Tom, another subscriber is asking about your weight loss. Was that planned or is that just a by product of the surgery?
If you're just joining us go ahead and post your question in the comment box!
Thanks for doing this. Our conx is slow on the beach so we’ll (Cindy and I) catch up later. Is the names of the surgeons in the article? We have a friend that may be interested
Georganna, here's a subscriber question for you:
Georganna, would you have felt as comfortable as you seem to be in Turkey if you hadn't been nomading for ten months first?
Hello...Trying to sign in...states "Technical Problems"...
Tom's answer to the first question about why the doctor's didn't do the bilateral surgery is
I don't know specifically, but I imagine it is riskier for one surgeon and I doubt the insurance comnpanies would pay for two surgeons. My skepticism of the US healthcare system leads me to believe that only one knee is approved because it is cheaper than two. The longer the insurance company can delay the expense, the more profit they make. And it worked in my case. They delayed long enough that I went abroad to have the procedure and the insurance company spent zero money on me.

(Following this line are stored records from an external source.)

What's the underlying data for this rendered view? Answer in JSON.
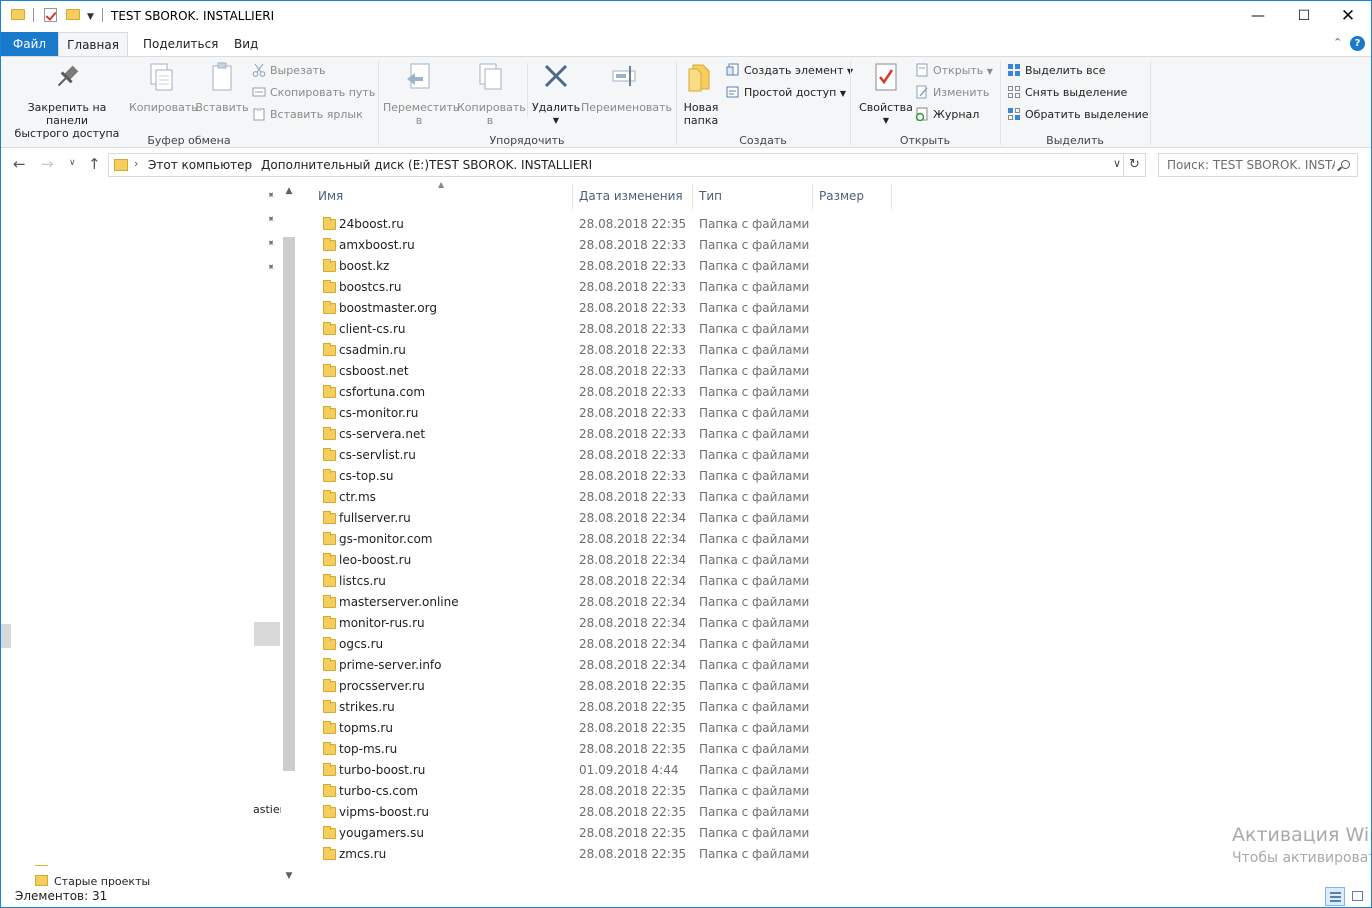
{
  "window": {
    "title": "TEST SBOROK. INSTALLIERI"
  },
  "ribbon_tabs": [
    "Файл",
    "Главная",
    "Поделиться",
    "Вид"
  ],
  "ribbon": {
    "clipboard": {
      "pin_label_1": "Закрепить на панели",
      "pin_label_2": "быстрого доступа",
      "copy": "Копировать",
      "paste": "Вставить",
      "cut": "Вырезать",
      "copy_path": "Скопировать путь",
      "paste_shortcut": "Вставить ярлык",
      "group": "Буфер обмена"
    },
    "organize": {
      "move_1": "Переместить",
      "move_2": "в",
      "copy_1": "Копировать",
      "copy_2": "в",
      "delete": "Удалить",
      "rename": "Переименовать",
      "group": "Упорядочить"
    },
    "create": {
      "new_folder_1": "Новая",
      "new_folder_2": "папка",
      "new_item": "Создать элемент",
      "easy_access": "Простой доступ",
      "group": "Создать"
    },
    "open": {
      "properties": "Свойства",
      "open": "Открыть",
      "edit": "Изменить",
      "history": "Журнал",
      "group": "Открыть"
    },
    "select": {
      "select_all": "Выделить все",
      "select_none": "Снять выделение",
      "invert": "Обратить выделение",
      "group": "Выделить"
    }
  },
  "address": {
    "crumbs": [
      "Этот компьютер",
      "Дополнительный диск (E:)",
      "TEST SBOROK. INSTALLIERI"
    ],
    "search_placeholder": "Поиск: TEST SBOROK. INSTA..."
  },
  "navpane": {
    "partial_label": "astier",
    "old_projects": "Старые проекты"
  },
  "columns": {
    "name": "Имя",
    "date": "Дата изменения",
    "type": "Тип",
    "size": "Размер"
  },
  "files": [
    {
      "name": "24boost.ru",
      "date": "28.08.2018 22:35",
      "type": "Папка с файлами"
    },
    {
      "name": "amxboost.ru",
      "date": "28.08.2018 22:33",
      "type": "Папка с файлами"
    },
    {
      "name": "boost.kz",
      "date": "28.08.2018 22:33",
      "type": "Папка с файлами"
    },
    {
      "name": "boostcs.ru",
      "date": "28.08.2018 22:33",
      "type": "Папка с файлами"
    },
    {
      "name": "boostmaster.org",
      "date": "28.08.2018 22:33",
      "type": "Папка с файлами"
    },
    {
      "name": "client-cs.ru",
      "date": "28.08.2018 22:33",
      "type": "Папка с файлами"
    },
    {
      "name": "csadmin.ru",
      "date": "28.08.2018 22:33",
      "type": "Папка с файлами"
    },
    {
      "name": "csboost.net",
      "date": "28.08.2018 22:33",
      "type": "Папка с файлами"
    },
    {
      "name": "csfortuna.com",
      "date": "28.08.2018 22:33",
      "type": "Папка с файлами"
    },
    {
      "name": "cs-monitor.ru",
      "date": "28.08.2018 22:33",
      "type": "Папка с файлами"
    },
    {
      "name": "cs-servera.net",
      "date": "28.08.2018 22:33",
      "type": "Папка с файлами"
    },
    {
      "name": "cs-servlist.ru",
      "date": "28.08.2018 22:33",
      "type": "Папка с файлами"
    },
    {
      "name": "cs-top.su",
      "date": "28.08.2018 22:33",
      "type": "Папка с файлами"
    },
    {
      "name": "ctr.ms",
      "date": "28.08.2018 22:33",
      "type": "Папка с файлами"
    },
    {
      "name": "fullserver.ru",
      "date": "28.08.2018 22:34",
      "type": "Папка с файлами"
    },
    {
      "name": "gs-monitor.com",
      "date": "28.08.2018 22:34",
      "type": "Папка с файлами"
    },
    {
      "name": "leo-boost.ru",
      "date": "28.08.2018 22:34",
      "type": "Папка с файлами"
    },
    {
      "name": "listcs.ru",
      "date": "28.08.2018 22:34",
      "type": "Папка с файлами"
    },
    {
      "name": "masterserver.online",
      "date": "28.08.2018 22:34",
      "type": "Папка с файлами"
    },
    {
      "name": "monitor-rus.ru",
      "date": "28.08.2018 22:34",
      "type": "Папка с файлами"
    },
    {
      "name": "ogcs.ru",
      "date": "28.08.2018 22:34",
      "type": "Папка с файлами"
    },
    {
      "name": "prime-server.info",
      "date": "28.08.2018 22:34",
      "type": "Папка с файлами"
    },
    {
      "name": "procsserver.ru",
      "date": "28.08.2018 22:35",
      "type": "Папка с файлами"
    },
    {
      "name": "strikes.ru",
      "date": "28.08.2018 22:35",
      "type": "Папка с файлами"
    },
    {
      "name": "topms.ru",
      "date": "28.08.2018 22:35",
      "type": "Папка с файлами"
    },
    {
      "name": "top-ms.ru",
      "date": "28.08.2018 22:35",
      "type": "Папка с файлами"
    },
    {
      "name": "turbo-boost.ru",
      "date": "01.09.2018 4:44",
      "type": "Папка с файлами"
    },
    {
      "name": "turbo-cs.com",
      "date": "28.08.2018 22:35",
      "type": "Папка с файлами"
    },
    {
      "name": "vipms-boost.ru",
      "date": "28.08.2018 22:35",
      "type": "Папка с файлами"
    },
    {
      "name": "yougamers.su",
      "date": "28.08.2018 22:35",
      "type": "Папка с файлами"
    },
    {
      "name": "zmcs.ru",
      "date": "28.08.2018 22:35",
      "type": "Папка с файлами"
    }
  ],
  "watermark": {
    "line1": "Активация Wind",
    "line2": "Чтобы активировать"
  },
  "status": {
    "items": "Элементов: 31"
  },
  "colors": {
    "accent": "#1979ca",
    "folder": "#f4cf5f",
    "header_text": "#4c607a",
    "secondary_text": "#6d6d6d"
  }
}
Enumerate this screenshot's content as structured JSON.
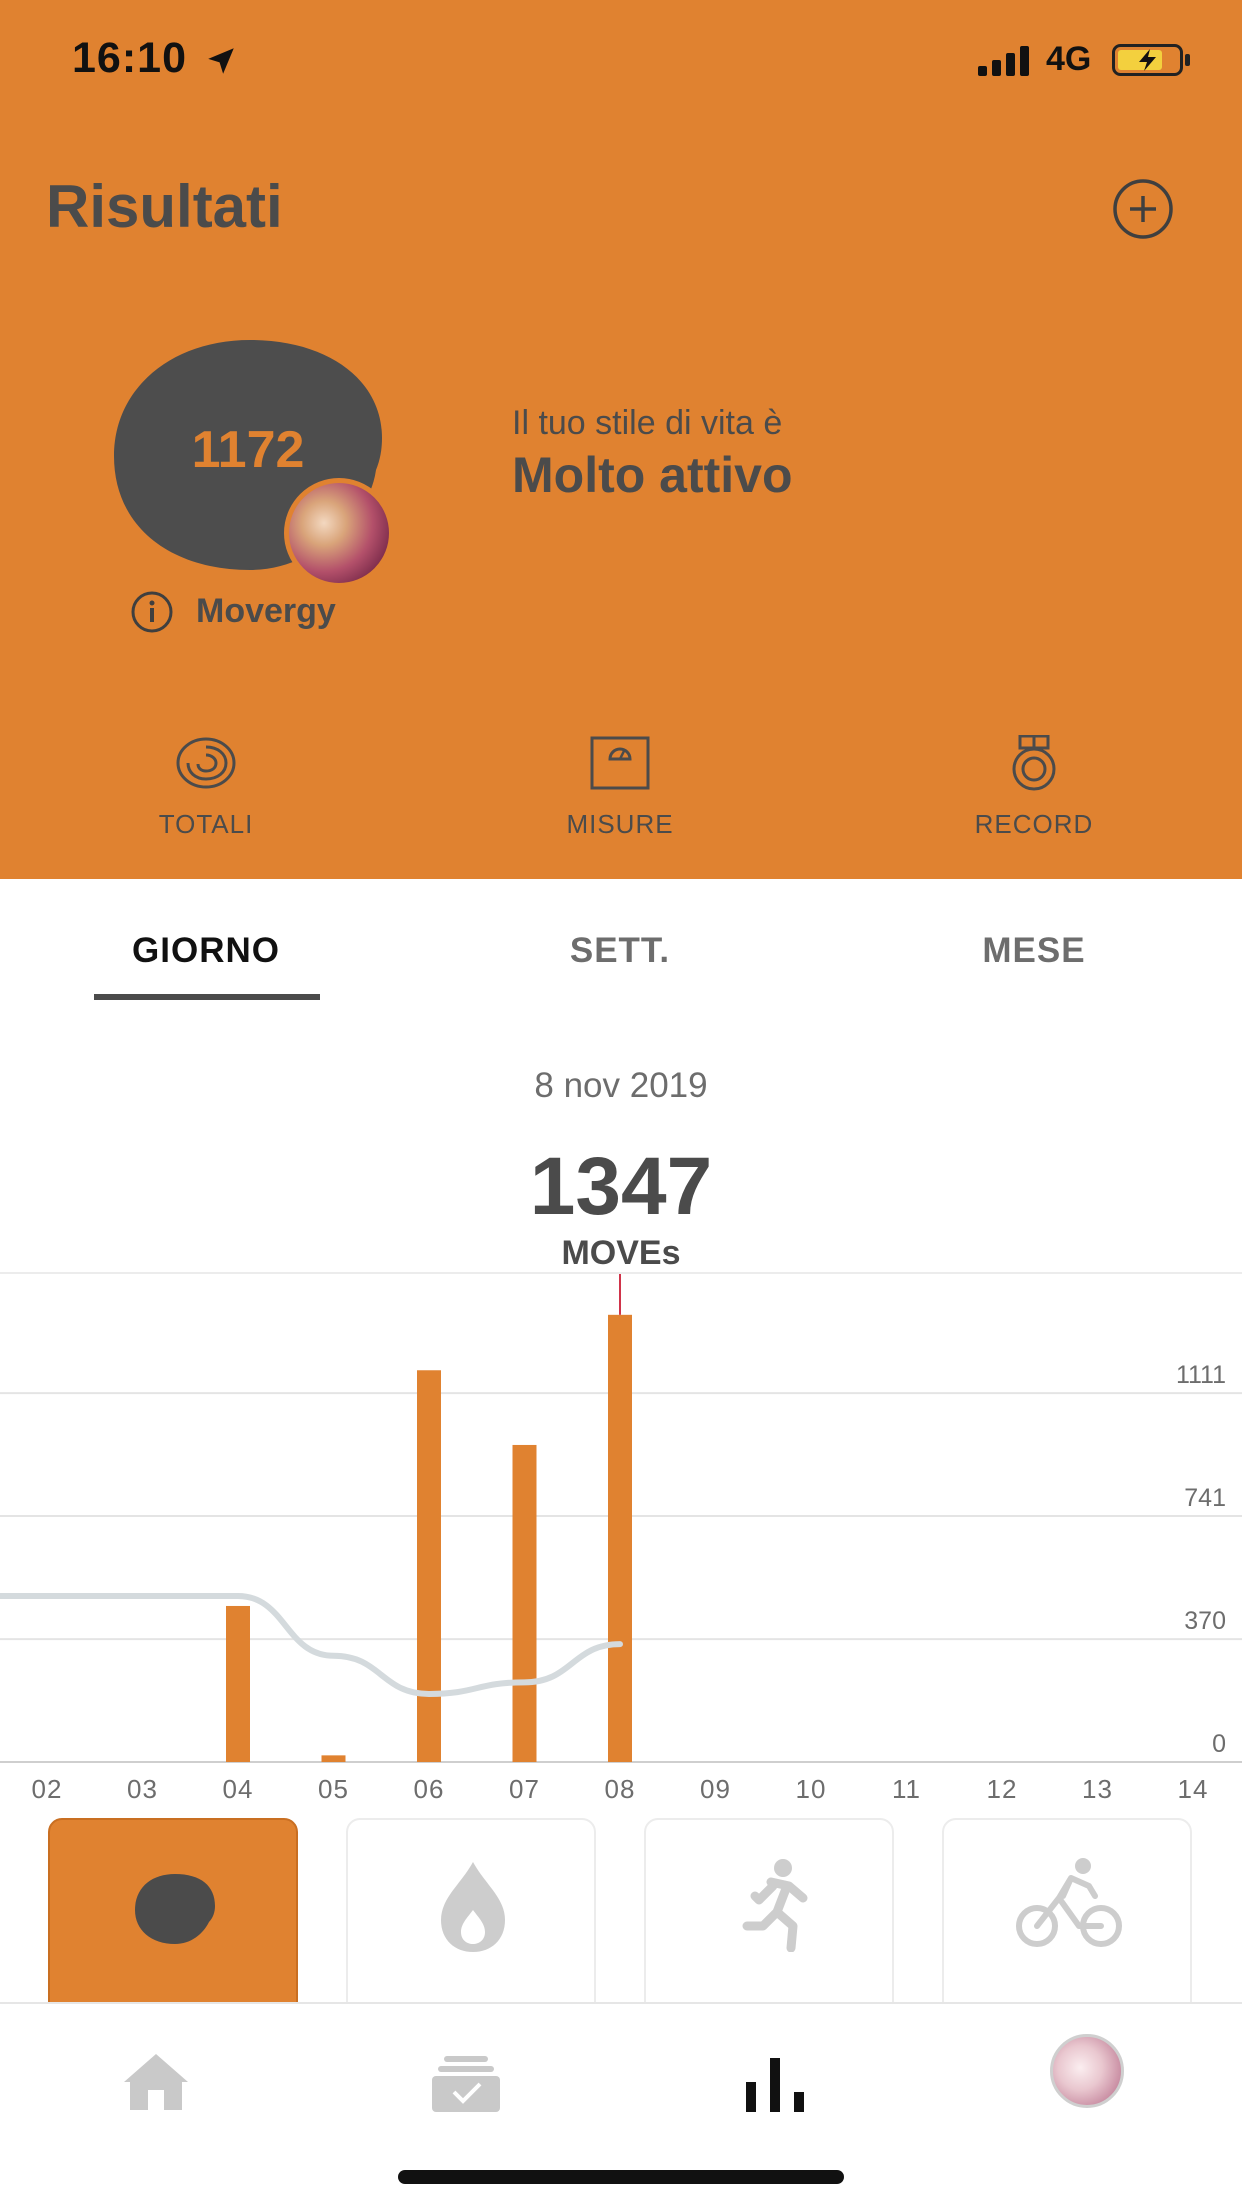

One of Georganna's friends said a doctor told her he was not "fast enough" to do both at the same time. These two surgeons working together finished in about 3 hours.
Well, shoot, I was hoping we'd all be face to face so we could see each other and chat! I'd love to see your happy faces...but I do have a question for Tom. How long do you think it will be before you're hiking and doing lots of stairsteps?
Hi, it's Amy and Tim in Edinburgh!
HI ya'll. Is there a link to the live event? Steve and I (Chris) from EatWalkLearn are here from Dublin!
Okay, let's get started First, we're going to begin with a question submitted ahead of time by a subscriber in Ohio, which is for Tom.
Tom, why don't US doctors want to do double bilateral surgery? Is it riskier?
Thanks for doing this, Tom! Glad you and Georgianna are here. Hope our paths cross again soon in person too. :-)
While we give folks a minute or two to get here, feel free to let us know where you're at today. Brent and I are currently in Sarajevo where the heat wave finally broke. YAY!
Tom and Georganna, what's it like in Istanbul?